First release of jsm4s - an obscure but powerful ML algorithm


#1

Part of my Ph.D thesis is related to working with an interesting but not well known ML algorithm - JSM method.
The main problem with JSM is that there is not a single implementation with good out of the box experience, that is until now.

This is my first serious project in Scala, so any comments are warmly welcome:

How well it performs?
I made a test run on Mushroom datset with 80% training and 20% validation set, got 100% accuracy quite consistently.
It is intriguing to see how it works on larger datasets, but keep in mind it’s quite slow ATM.

Also there is plenty of knobs to tune it that I haven’t exposed yet.


#2

Wow, that is an obscure one!

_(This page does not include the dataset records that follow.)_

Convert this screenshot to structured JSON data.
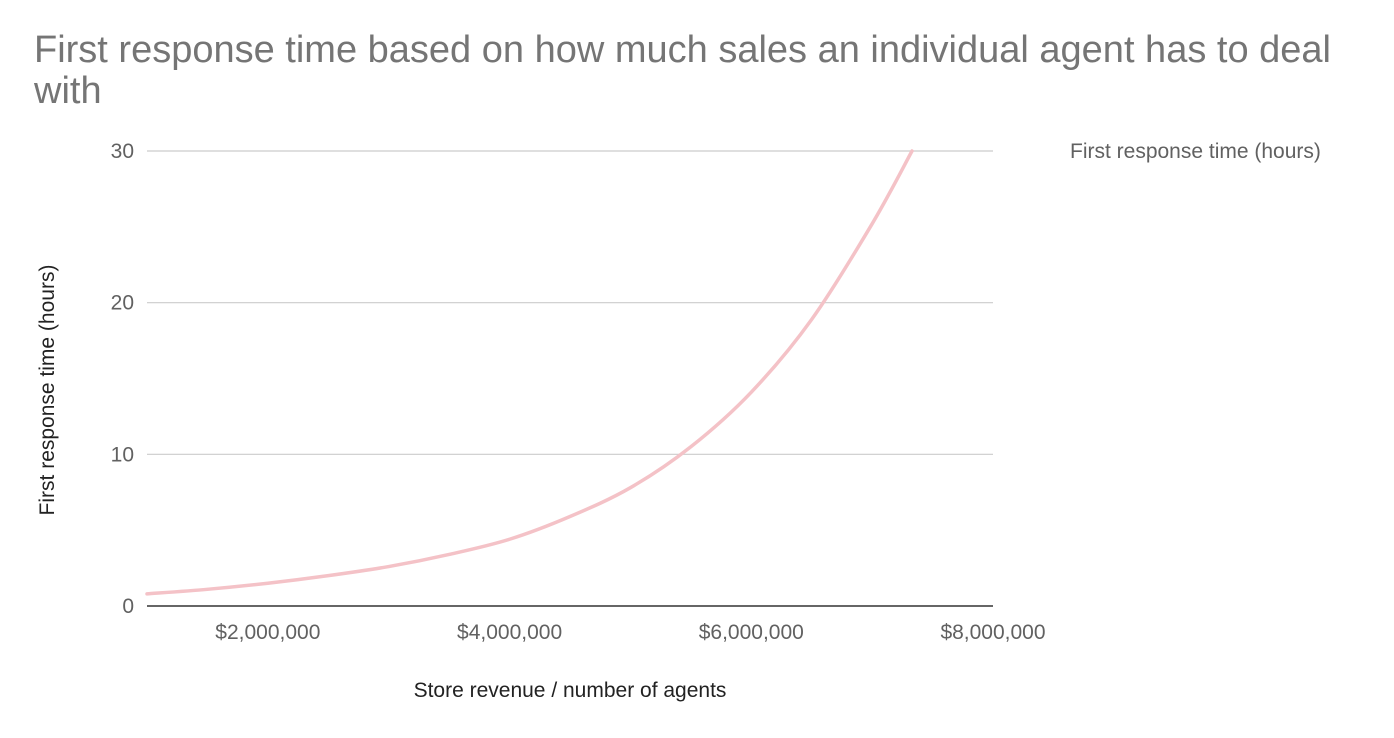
{
  "chart_data": {
    "type": "line",
    "title": "First response time based on how much sales an individual agent has to deal with",
    "xlabel": "Store revenue / number of agents",
    "ylabel": "First response time (hours)",
    "xlim": [
      1000000,
      8000000
    ],
    "ylim": [
      0,
      30
    ],
    "x_ticks": [
      2000000,
      4000000,
      6000000,
      8000000
    ],
    "x_tick_labels": [
      "$2,000,000",
      "$4,000,000",
      "$6,000,000",
      "$8,000,000"
    ],
    "y_ticks": [
      0,
      10,
      20,
      30
    ],
    "y_tick_labels": [
      "0",
      "10",
      "20",
      "30"
    ],
    "grid": true,
    "legend_position": "right",
    "series": [
      {
        "name": "First response time (hours)",
        "color": "#f4c2c7",
        "x": [
          1000000,
          1500000,
          2000000,
          2500000,
          3000000,
          3500000,
          4000000,
          4500000,
          5000000,
          5500000,
          6000000,
          6500000,
          7000000,
          7330000
        ],
        "y": [
          0.8,
          1.1,
          1.5,
          2.0,
          2.6,
          3.4,
          4.4,
          5.9,
          7.8,
          10.5,
          14.1,
          18.9,
          25.2,
          30
        ]
      }
    ]
  }
}
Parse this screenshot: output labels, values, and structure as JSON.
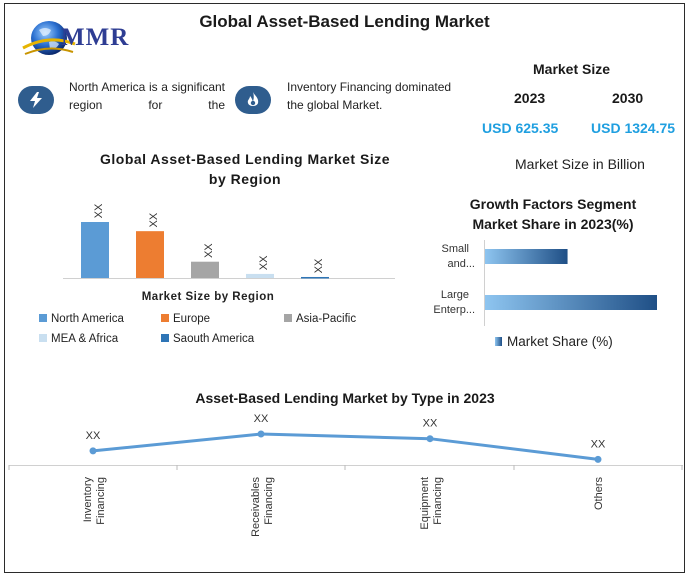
{
  "title": "Global Asset-Based Lending Market",
  "logo": {
    "text": "MMR"
  },
  "notes": [
    {
      "icon": "lightning-icon",
      "text": "North America is a significant region for the"
    },
    {
      "icon": "flame-icon",
      "text": "Inventory Financing dominated the global Market."
    }
  ],
  "market_size": {
    "title": "Market Size",
    "year1": "2023",
    "year2": "2030",
    "value1": "USD 625.35",
    "value2": "USD 1324.75",
    "unit": "Market Size in Billion"
  },
  "colors": {
    "icon_badge": "#2f5d8e",
    "value_text": "#1f9fe0",
    "line": "#5b9bd5"
  },
  "chart_data": [
    {
      "type": "bar",
      "title": "Global Asset-Based Lending Market Size by Region",
      "xlabel": "Market Size by Region",
      "categories": [
        "North America",
        "Europe",
        "Asia-Pacific",
        "MEA & Africa",
        "Saouth America"
      ],
      "values": [
        55,
        46,
        16,
        4,
        1
      ],
      "data_labels": [
        "XX",
        "XX",
        "XX",
        "XX",
        "XX"
      ],
      "colors": [
        "#5b9bd5",
        "#ed7d31",
        "#a5a5a5",
        "#c9dff0",
        "#2e75b6"
      ],
      "legend": [
        "North America",
        "Europe",
        "Asia-Pacific",
        "MEA & Africa",
        "Saouth America"
      ],
      "legend_position": "bottom",
      "grid": false
    },
    {
      "type": "bar",
      "orientation": "horizontal",
      "title": "Growth Factors Segment Market Share in 2023(%)",
      "categories": [
        "Small and...",
        "Large Enterp..."
      ],
      "series": [
        {
          "name": "Market Share (%)",
          "values": [
            48,
            100
          ]
        }
      ],
      "legend_position": "bottom",
      "grid": false
    },
    {
      "type": "line",
      "title": "Asset-Based Lending Market by Type  in 2023",
      "categories": [
        "Inventory Financing",
        "Receivables Financing",
        "Equipment Financing",
        "Others"
      ],
      "values": [
        15,
        33,
        28,
        6
      ],
      "data_labels": [
        "XX",
        "XX",
        "XX",
        "XX"
      ],
      "grid": false
    }
  ]
}
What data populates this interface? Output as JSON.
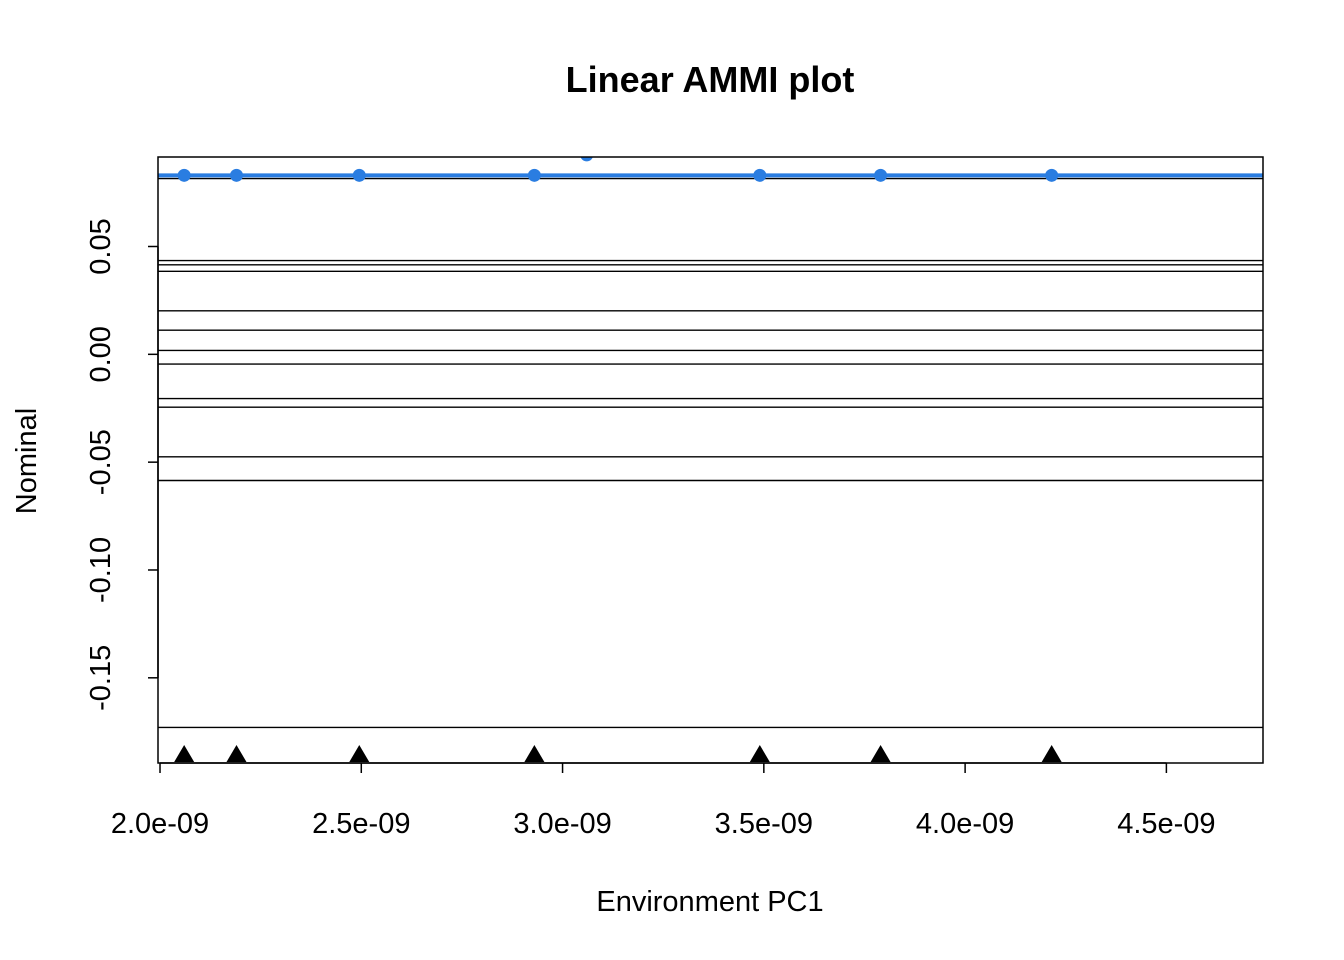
{
  "chart_data": {
    "type": "line",
    "title": "Linear AMMI plot",
    "xlabel": "Environment PC1",
    "ylabel": "Nominal",
    "xlim": [
      1.995e-09,
      4.74e-09
    ],
    "ylim": [
      -0.1895,
      0.0915
    ],
    "x_ticks": [
      2e-09,
      2.5e-09,
      3e-09,
      3.5e-09,
      4e-09,
      4.5e-09
    ],
    "x_tick_labels": [
      "2.0e-09",
      "2.5e-09",
      "3.0e-09",
      "3.5e-09",
      "4.0e-09",
      "4.5e-09"
    ],
    "y_ticks": [
      -0.15,
      -0.1,
      -0.05,
      0.0,
      0.05
    ],
    "y_tick_labels": [
      "-0.15",
      "-0.10",
      "-0.05",
      "0.00",
      "0.05"
    ],
    "grid": false,
    "environment_x": [
      2.06e-09,
      2.19e-09,
      2.495e-09,
      2.93e-09,
      3.49e-09,
      3.79e-09,
      4.215e-09
    ],
    "genotype_lines": [
      0.083,
      0.0815,
      0.0435,
      0.0415,
      0.0385,
      0.0202,
      0.0112,
      0.0018,
      -0.0045,
      -0.0205,
      -0.0245,
      -0.0475,
      -0.0585,
      -0.173
    ],
    "highlight_line": {
      "y": 0.083,
      "color": "#2a7de1"
    },
    "highlight_points": [
      0.083,
      0.083,
      0.083,
      0.083,
      0.083,
      0.083,
      0.083
    ],
    "highlight_extra_point": {
      "x": 3.06e-09,
      "y": 0.0925
    },
    "colors": {
      "highlight": "#2a7de1",
      "lines": "#000000"
    }
  }
}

I really hope it ends up being practical; though I’m not terribly familiar with JSM, that style (inductive/falsified) of learning in principle seems like it would be suited to address a variety of problems that aren’t well addressed by other techniques (some Bayesian methods come close, I guess).


#3

As far as practicality goes it has 3 problems that I’m working on with various degree of success.

1st is speeeed, most implementations I’ve seen a horribly slow and the algorithm itself is prone to exponental explosion. My idea here is using a clustered approach where dataset is split by hamming distance and each cluster is processed in parallel.

2nd general obscurity, despite the fact that my institute used it for decades featuring numerous research projects, there is 0 reusable libraries even internally. jsm4s aims to fill that void.

3rd is adapting datasets to the strict boolean logic of JSM. I plan a short blog post that will touch on this topic, in short it’s rather involved but quite doable.